The standard explicitly disallows compiling of UB for constexpr.
Otherwise, what you write is provably correct - UB is not statically decidable in all cases (and depending on the type of UB, not even in a lot of cases).
If your compile time evaluations don't trigger signed integer overflow (or any other UB) does it follow that at runtime you couldn't pass a parameter that would trigger signed overflow?
I mean it's still useful because at least you know your test code is not artificially passing because of some UB makes it look like passing
> it's still useful because at least you know your test code is not artificially passing because of some UB makes it look like passing
Right, that's the extent of what this does. When I saw it on r/cpp I thought OK, somebody realised now they can make their C++ tests work as a reasonable person would expect, or perhaps realised that without this C++ tests are almost worthless because they can invoke Undefined Behaviour silently.
But increasingly I suspect the OP mistook this for a breakthrough in correctness which it isn't, otherwise why post it to HN?
On the other hand, the prohibition on UB for constexpr doesn't reach up to where IFNDR lives, so I'd guess most non-trivial C++ software is technically nonsense with no defined meaning as a result of IFNDR regardless of how many or few unit tests were written or whether they use constexpr to prohibit Undefined Behaviour.
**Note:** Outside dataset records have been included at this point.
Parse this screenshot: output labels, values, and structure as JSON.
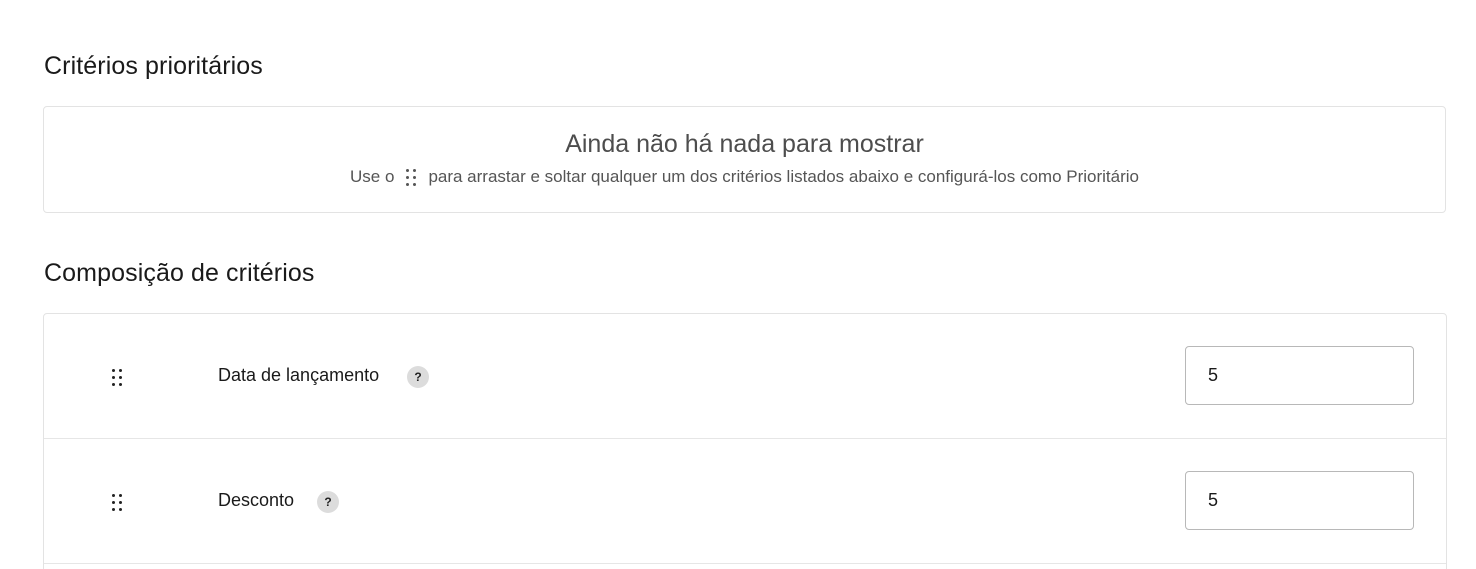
{
  "priority_section": {
    "title": "Critérios prioritários",
    "empty_title": "Ainda não há nada para mostrar",
    "empty_desc_prefix": "Use o",
    "empty_desc_icon": "drag-handle-icon",
    "empty_desc_suffix": "para arrastar e soltar qualquer um dos critérios listados abaixo e configurá-los como Prioritário"
  },
  "composition_section": {
    "title": "Composição de critérios",
    "criteria": [
      {
        "label": "Data de lançamento",
        "help_label": "?",
        "value": "5"
      },
      {
        "label": "Desconto",
        "help_label": "?",
        "value": "5"
      }
    ]
  }
}
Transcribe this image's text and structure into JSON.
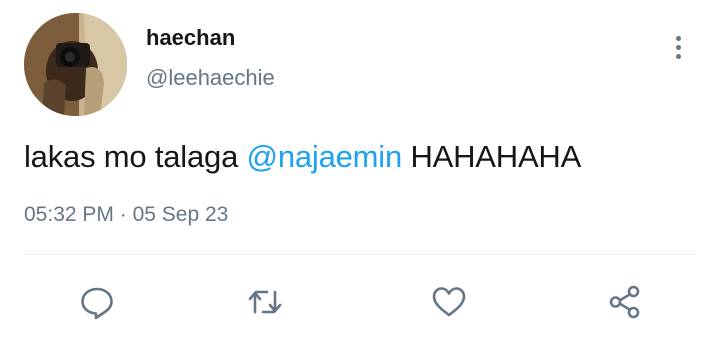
{
  "tweet": {
    "display_name": "haechan",
    "username": "@leehaechie",
    "text_prefix": "lakas mo talaga ",
    "mention": "@najaemin",
    "text_suffix": " HAHAHAHA",
    "time": "05:32 PM",
    "separator": "·",
    "date": "05 Sep 23"
  },
  "icons": {
    "more": "more-vertical-icon",
    "reply": "reply-icon",
    "retweet": "retweet-icon",
    "like": "heart-icon",
    "share": "share-icon"
  },
  "colors": {
    "text": "#14171a",
    "secondary": "#657786",
    "mention": "#1da1f2",
    "divider": "#e6ecf0"
  }
}
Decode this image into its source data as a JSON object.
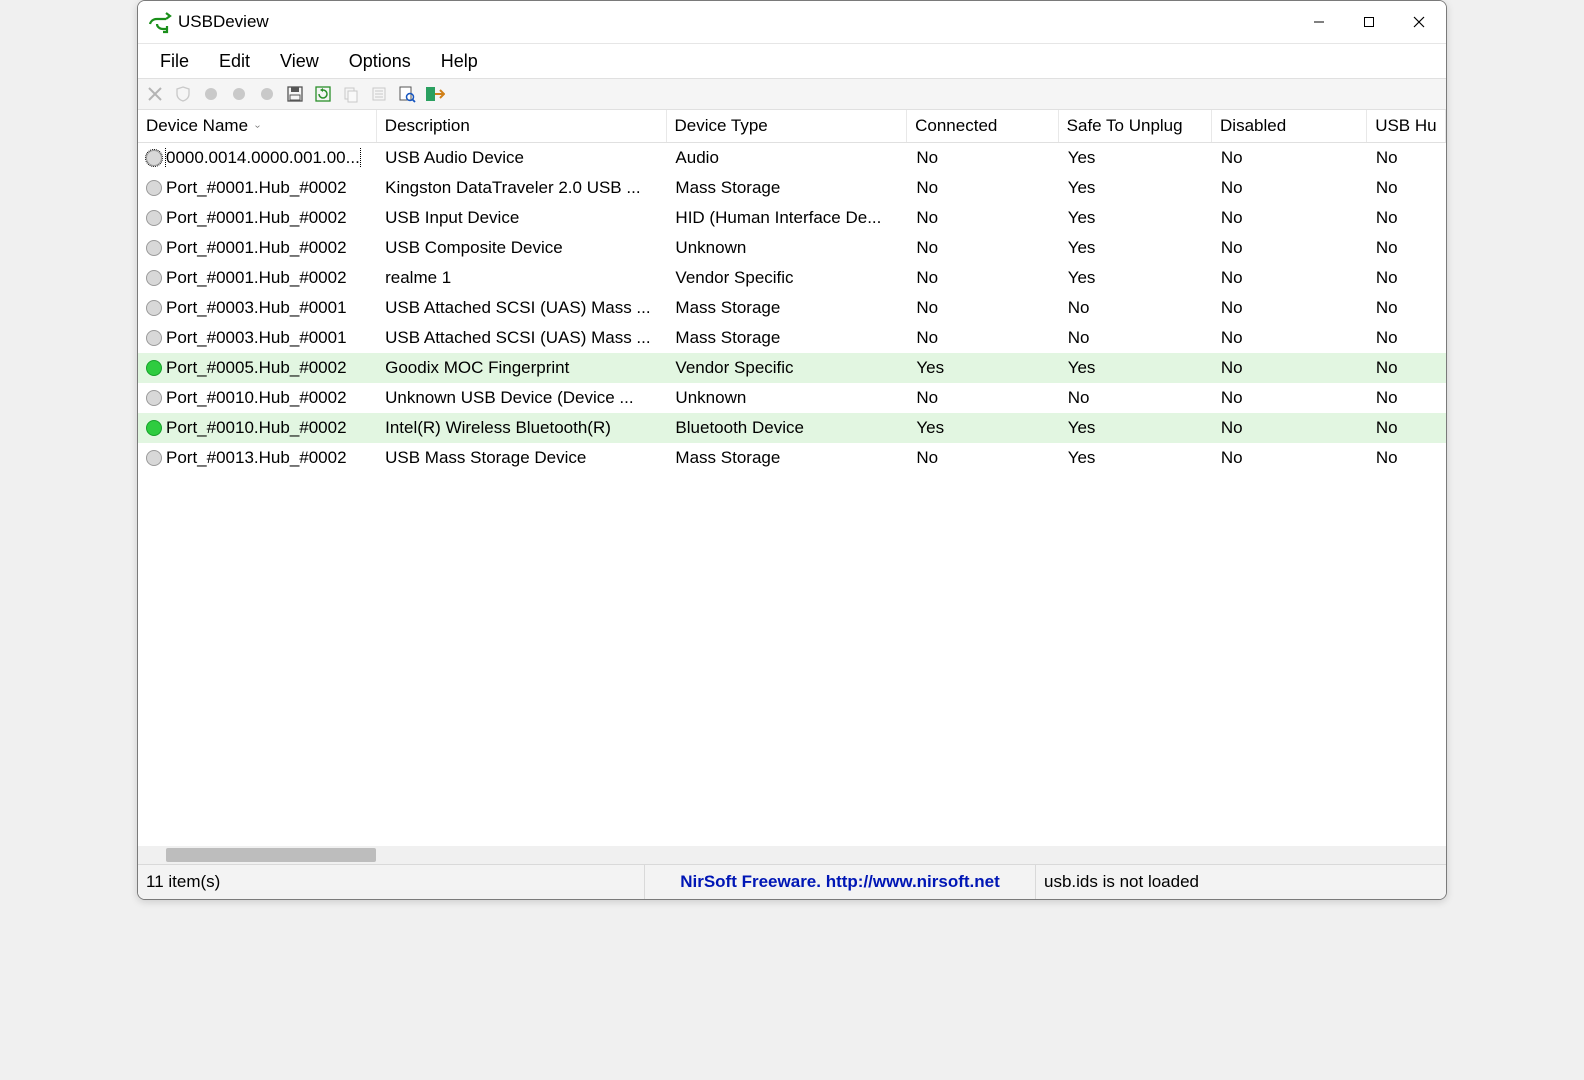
{
  "window": {
    "title": "USBDeview"
  },
  "menu": [
    "File",
    "Edit",
    "View",
    "Options",
    "Help"
  ],
  "toolbar": [
    {
      "name": "delete-icon",
      "disabled": true
    },
    {
      "name": "shield-icon",
      "disabled": true
    },
    {
      "name": "led-red-icon",
      "disabled": true
    },
    {
      "name": "led-green-icon",
      "disabled": true
    },
    {
      "name": "led-blue-icon",
      "disabled": true
    },
    {
      "name": "save-icon",
      "disabled": false
    },
    {
      "name": "refresh-icon",
      "disabled": false
    },
    {
      "name": "copy-icon",
      "disabled": true
    },
    {
      "name": "properties-icon",
      "disabled": true
    },
    {
      "name": "find-icon",
      "disabled": false
    },
    {
      "name": "exit-icon",
      "disabled": false
    }
  ],
  "columns": [
    {
      "label": "Device Name",
      "sorted": true
    },
    {
      "label": "Description"
    },
    {
      "label": "Device Type"
    },
    {
      "label": "Connected"
    },
    {
      "label": "Safe To Unplug"
    },
    {
      "label": "Disabled"
    },
    {
      "label": "USB Hu"
    }
  ],
  "rows": [
    {
      "connected": false,
      "selected": true,
      "cells": [
        "0000.0014.0000.001.00...",
        "USB Audio Device",
        "Audio",
        "No",
        "Yes",
        "No",
        "No"
      ]
    },
    {
      "connected": false,
      "cells": [
        "Port_#0001.Hub_#0002",
        "Kingston DataTraveler 2.0 USB ...",
        "Mass Storage",
        "No",
        "Yes",
        "No",
        "No"
      ]
    },
    {
      "connected": false,
      "cells": [
        "Port_#0001.Hub_#0002",
        "USB Input Device",
        "HID (Human Interface De...",
        "No",
        "Yes",
        "No",
        "No"
      ]
    },
    {
      "connected": false,
      "cells": [
        "Port_#0001.Hub_#0002",
        "USB Composite Device",
        "Unknown",
        "No",
        "Yes",
        "No",
        "No"
      ]
    },
    {
      "connected": false,
      "cells": [
        "Port_#0001.Hub_#0002",
        "realme 1",
        "Vendor Specific",
        "No",
        "Yes",
        "No",
        "No"
      ]
    },
    {
      "connected": false,
      "cells": [
        "Port_#0003.Hub_#0001",
        "USB Attached SCSI (UAS) Mass ...",
        "Mass Storage",
        "No",
        "No",
        "No",
        "No"
      ]
    },
    {
      "connected": false,
      "cells": [
        "Port_#0003.Hub_#0001",
        "USB Attached SCSI (UAS) Mass ...",
        "Mass Storage",
        "No",
        "No",
        "No",
        "No"
      ]
    },
    {
      "connected": true,
      "cells": [
        "Port_#0005.Hub_#0002",
        "Goodix MOC Fingerprint",
        "Vendor Specific",
        "Yes",
        "Yes",
        "No",
        "No"
      ]
    },
    {
      "connected": false,
      "cells": [
        "Port_#0010.Hub_#0002",
        "Unknown USB Device (Device ...",
        "Unknown",
        "No",
        "No",
        "No",
        "No"
      ]
    },
    {
      "connected": true,
      "cells": [
        "Port_#0010.Hub_#0002",
        "Intel(R) Wireless Bluetooth(R)",
        "Bluetooth Device",
        "Yes",
        "Yes",
        "No",
        "No"
      ]
    },
    {
      "connected": false,
      "cells": [
        "Port_#0013.Hub_#0002",
        "USB Mass Storage Device",
        "Mass Storage",
        "No",
        "Yes",
        "No",
        "No"
      ]
    }
  ],
  "status": {
    "count": "11 item(s)",
    "center": "NirSoft Freeware.  http://www.nirsoft.net",
    "right": "usb.ids is not loaded"
  }
}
A cheerful thought.
[Ill-Formed, No Diagnostic Required: A recurring statement in the C++ ISO document which basically says if you did this then too bad, that's not a well-formed C++ program, however your compiler may not notice that this isn't a C++ program, so, your program might compile, and even execute, but what if anything happens when you run it isn't specified in this ISO standard, good luck.]
No, it doesn't depend on the values.
Yes, it does follow.
The compiler is not allowed to compile constexpr code that could produce UB at runtime. period. :)
That is, conditional constepxr code that depends on values and could produce UB is not valid constexpr code, and a compiler is not supposed to compile it.
This is very explicit in the standard.
Think of it as a statically decidable set of code.
Now, it wouldn't shock me if compilers don't achieve this right now, but the standard is clear that constexpr code may not contain operations that could produce undefined behavior at runtime.
A constexpr function can very well take an input, and it can invoke UB based on the runtime value of that input.
What the standard prohibits is compile-time evaluation of an expression which invokes UB. So, if you actually call your function at compile-time with a constexpr value that ends up invoking UB in the function (say, an integer overflow), THEN the standard mandates that the compiler throw an error rather than compiling some random value in.
For example:
constexpr void foo(int x) {
std::cout << 1024 * 1024 * 1024 * x;
}
int main() {
static_assert(foo(100)); // will fail because computing 1024 * 1024 * 100 is signed integer overflow, which is UB
foo(100); // invokes UB at runtime; in practice, will perhaps print some overflowed value
}
Edit: I should also add that you can very well invoke UB in a constexpr expression if it is standard library UB and not core language UB (e.g. if you try to pop() from an empty std::vector).
Point 8:
> A core constant expression is any expression whose evaluation would not evaluate any one of the following:
> 8. an expression whose evaluation leads to any form of core language undefined behavior (including signed integer overflow, division by zero, pointer arithmetic outside array bounds, etc).